O ex-ministro do Supremo Tribunal Federal (STF) Ricardo Lewandowski afirmou que prestou serviços de consultoria jurídica ao Banco Master após deixar a Corte, em abril de 2023, e antes de assumir o comando do Ministério da Justiça e Segurança Pública, em janeiro de 2024, segundo nota divulgada nesta segunda-feira (26). O esclarecimento ocorre após reportagens apontarem pagamentos milionários ao escritório ligado à família do jurista.
De acordo com Lewandowski, a consultoria foi realizada no período em que ele retomou as atividades de advocacia, após a aposentadoria no STF. O ex-ministro afirma que, ao ser convidado pelo presidente Luiz Inácio Lula da Silva (PT) para integrar o governo federal, desligou-se formalmente do escritório de advocacia e suspendeu seu registro na Ordem dos Advogados do Brasil (OAB), deixando de atuar em todos os casos.

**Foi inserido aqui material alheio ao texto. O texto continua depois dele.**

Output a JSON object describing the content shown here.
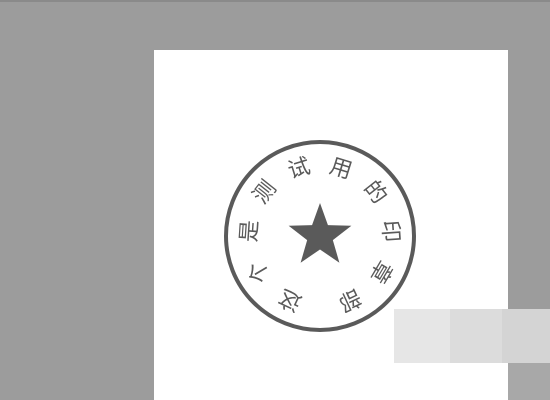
{
  "seal": {
    "text": "这个是测试用的印章部",
    "star": "★",
    "color": "#5a5a5a"
  },
  "colors": {
    "workspace": "#9c9c9c",
    "canvas": "#ffffff"
  }
}
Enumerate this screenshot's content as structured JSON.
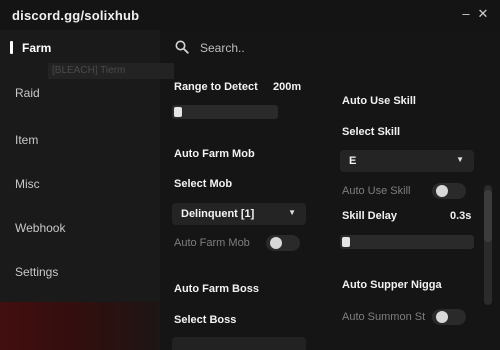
{
  "window": {
    "title": "discord.gg/solixhub"
  },
  "sidebar": {
    "items": [
      {
        "label": "Farm",
        "active": true
      },
      {
        "label": "Raid"
      },
      {
        "label": "Item"
      },
      {
        "label": "Misc"
      },
      {
        "label": "Webhook"
      },
      {
        "label": "Settings"
      }
    ],
    "ghost_text": "[BLEACH] Tierm"
  },
  "search": {
    "placeholder": "Search.."
  },
  "left_column": {
    "range_label": "Range to Detect",
    "range_value": "200m",
    "range_level": 0,
    "auto_farm_mob_header": "Auto Farm Mob",
    "select_mob_label": "Select Mob",
    "select_mob_value": "Delinquent [1]",
    "auto_farm_mob_toggle_label": "Auto Farm Mob",
    "auto_farm_mob_on": false,
    "auto_farm_boss_header": "Auto Farm Boss",
    "select_boss_label": "Select Boss"
  },
  "right_column": {
    "auto_use_skill_header": "Auto Use Skill",
    "select_skill_label": "Select Skill",
    "select_skill_value": "E",
    "auto_use_skill_toggle_label": "Auto Use Skill",
    "auto_use_skill_on": false,
    "skill_delay_label": "Skill Delay",
    "skill_delay_value": "0.3s",
    "skill_delay_level": 0,
    "auto_supper_header": "Auto Supper Nigga",
    "auto_summon_label": "Auto Summon St",
    "auto_summon_on": false
  },
  "icons": {
    "search": "search-icon",
    "minimize": "minimize-icon",
    "close": "close-icon",
    "caret": "chevron-down-icon"
  },
  "colors": {
    "background": "#151515",
    "sidebar": "#1a1a1a",
    "accent": "#ffffff",
    "control": "#242424"
  }
}
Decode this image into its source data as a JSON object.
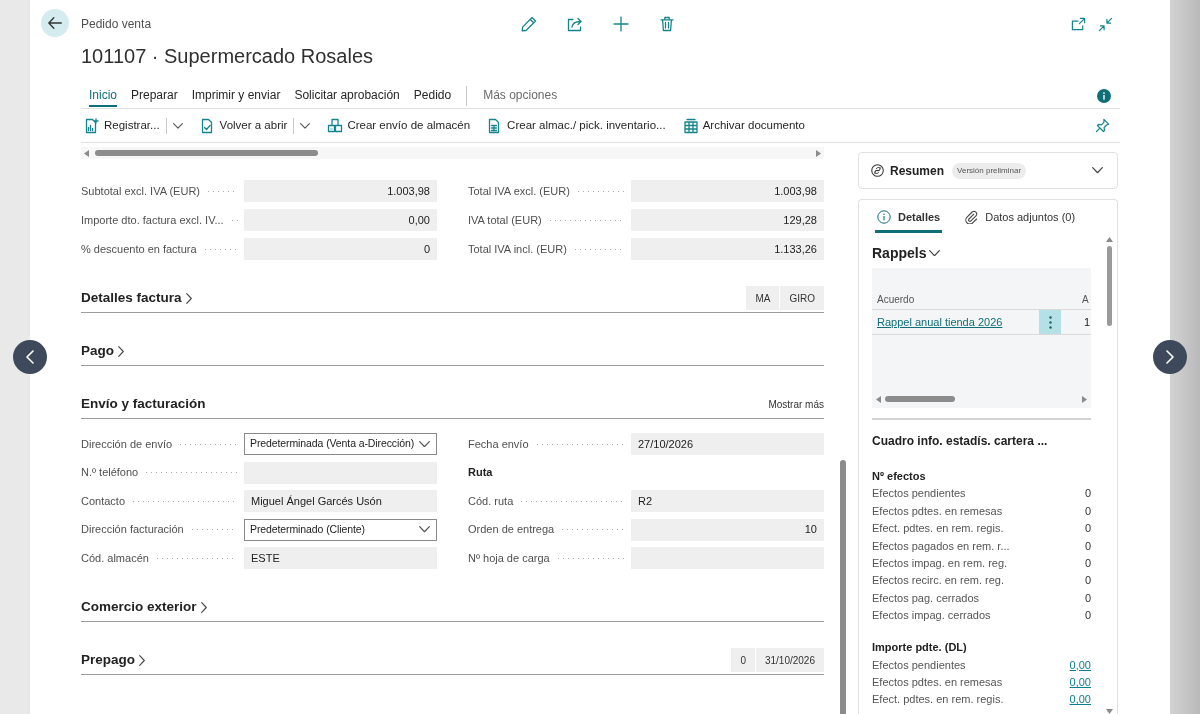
{
  "header": {
    "caption": "Pedido venta",
    "title": "101107 · Supermercado Rosales"
  },
  "action_tabs": [
    {
      "label": "Inicio",
      "selected": true
    },
    {
      "label": "Preparar",
      "selected": false
    },
    {
      "label": "Imprimir y enviar",
      "selected": false
    },
    {
      "label": "Solicitar aprobación",
      "selected": false
    },
    {
      "label": "Pedido",
      "selected": false
    }
  ],
  "more_options": "Más opciones",
  "toolbar": [
    {
      "label": "Registrar...",
      "split": true
    },
    {
      "label": "Volver a abrir",
      "split": true
    },
    {
      "label": "Crear envío de almacén",
      "split": false
    },
    {
      "label": "Crear almac./ pick. inventario...",
      "split": false
    },
    {
      "label": "Archivar documento",
      "split": false
    }
  ],
  "totals": {
    "left": [
      {
        "kind": "number",
        "label": "Subtotal excl. IVA (EUR)",
        "value": "1.003,98"
      },
      {
        "kind": "number",
        "label": "Importe dto. factura excl. IV...",
        "value": "0,00"
      },
      {
        "kind": "number",
        "label": "% descuento en factura",
        "value": "0"
      }
    ],
    "right": [
      {
        "kind": "number",
        "label": "Total IVA excl. (EUR)",
        "value": "1.003,98"
      },
      {
        "kind": "number",
        "label": "IVA total (EUR)",
        "value": "129,28"
      },
      {
        "kind": "number",
        "label": "Total IVA incl. (EUR)",
        "value": "1.133,26"
      }
    ]
  },
  "sections": [
    {
      "title": "Detalles factura",
      "expanded": false,
      "summary_values": [
        "MA",
        "GIRO"
      ]
    },
    {
      "title": "Pago",
      "expanded": false
    },
    {
      "title": "Envío y facturación",
      "expanded": true,
      "show_more": "Mostrar más",
      "fields_left": [
        {
          "kind": "dropdown",
          "label": "Dirección de envío",
          "value": "Predeterminada (Venta a-Dirección)"
        },
        {
          "kind": "text",
          "label": "N.º teléfono"
        },
        {
          "kind": "text",
          "label": "Contacto",
          "value": "Miguel Ángel Garcés Usón"
        },
        {
          "kind": "dropdown",
          "label": "Dirección facturación",
          "value": "Predeterminado (Cliente)"
        },
        {
          "kind": "text",
          "label": "Cód. almacén",
          "value": "ESTE"
        }
      ],
      "fields_right": [
        {
          "kind": "text",
          "label": "Fecha envío",
          "value": "27/10/2026"
        },
        {
          "kind": "heading",
          "label": "Ruta"
        },
        {
          "kind": "text",
          "label": "Cód. ruta",
          "value": "R2"
        },
        {
          "kind": "number",
          "label": "Orden de entrega",
          "value": "10"
        },
        {
          "kind": "text",
          "label": "Nº hoja de carga"
        }
      ]
    },
    {
      "title": "Comercio exterior",
      "expanded": false
    },
    {
      "title": "Prepago",
      "expanded": false,
      "summary_values": [
        "0",
        "31/10/2026"
      ]
    }
  ],
  "factbox": {
    "summary": {
      "title": "Resumen",
      "badge": "Versión preliminar",
      "expanded": false
    },
    "tabs": [
      {
        "label": "Detalles",
        "selected": true
      },
      {
        "label": "Datos adjuntos (0)",
        "selected": false
      }
    ],
    "rappels": {
      "title": "Rappels",
      "columns": [
        "Acuerdo",
        "A"
      ],
      "rows": [
        {
          "cells": [
            "Rappel anual tienda 2026",
            "1"
          ]
        }
      ]
    },
    "stats": {
      "title": "Cuadro info. estadís. cartera ...",
      "groups": [
        {
          "title": "Nº efectos",
          "kind": "count",
          "rows": [
            {
              "label": "Efectos pendientes",
              "value": "0"
            },
            {
              "label": "Efectos pdtes. en remesas",
              "value": "0"
            },
            {
              "label": "Efect. pdtes. en rem. regis.",
              "value": "0"
            },
            {
              "label": "Efectos pagados en rem. r...",
              "value": "0"
            },
            {
              "label": "Efectos impag. en rem. reg.",
              "value": "0"
            },
            {
              "label": "Efectos recirc. en rem. reg.",
              "value": "0"
            },
            {
              "label": "Efectos pag. cerrados",
              "value": "0"
            },
            {
              "label": "Efectos impag. cerrados",
              "value": "0"
            }
          ]
        },
        {
          "title": "Importe pdte. (DL)",
          "kind": "amount",
          "rows": [
            {
              "label": "Efectos pendientes",
              "value": "0,00"
            },
            {
              "label": "Efectos pdtes. en remesas",
              "value": "0,00"
            },
            {
              "label": "Efect. pdtes. en rem. regis.",
              "value": "0,00"
            }
          ]
        }
      ]
    }
  }
}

“O ministro Ricardo Lewandowski, depois de deixar o STF, retornou às atividades de advocacia. Além de vários outros clientes, prestou serviços de consultoria jurídica ao Banco Master”, diz o comunicado. A nota acrescenta que, a partir de janeiro de 2024, Lewandowski não manteve qualquer atuação profissional na área.
O posicionamento foi divulgado após o portal Metrópoles noticiar que o Banco Master teria pago cerca de R$ 5 milhões ao escritório vinculado à família de Lewandowski em período que incluiria sua passagem pelo Ministério da Justiça. O ex-ministro nega ter atuado após assumir o cargo.
Embora o nome de Lewandowski não conste atualmente no Cadastro Nacional dos Advogados, da OAB, familiares seguem como sócios do escritório Lewandowski Advocacia, que teve o grupo comandado por Daniel Vorcaro como cliente.
Segundo apuração do portal Metrópoles, a contratação de Ricardo Lewandowski pelo Banco Master teria ocorrido após uma indicação do senador Jaques Wagner (PT-BA), líder do governo no Senado. Em nota, Wagner confirmou que foi consultado por representantes do banco sobre a indicação de um jurista e que sugeriu o nome de Lewandowski após ele deixar o STF, cabendo ao Banco Master a decisão de contratá-lo.
O caso ganhou repercussão também após a revelação de uma reunião fora da agenda oficial entre o presidente Lula e Daniel Vorcaro, dono do Banco Master, em dezembro de 2024. Segundo a CNN Brasil, Lula ouviu relatos sobre a situação do banco e teria orientado que questões técnicas fossem tratadas junto ao Banco Central, que posteriormente decretou a liquidação da instituição financeira após indícios de práticas irregulares.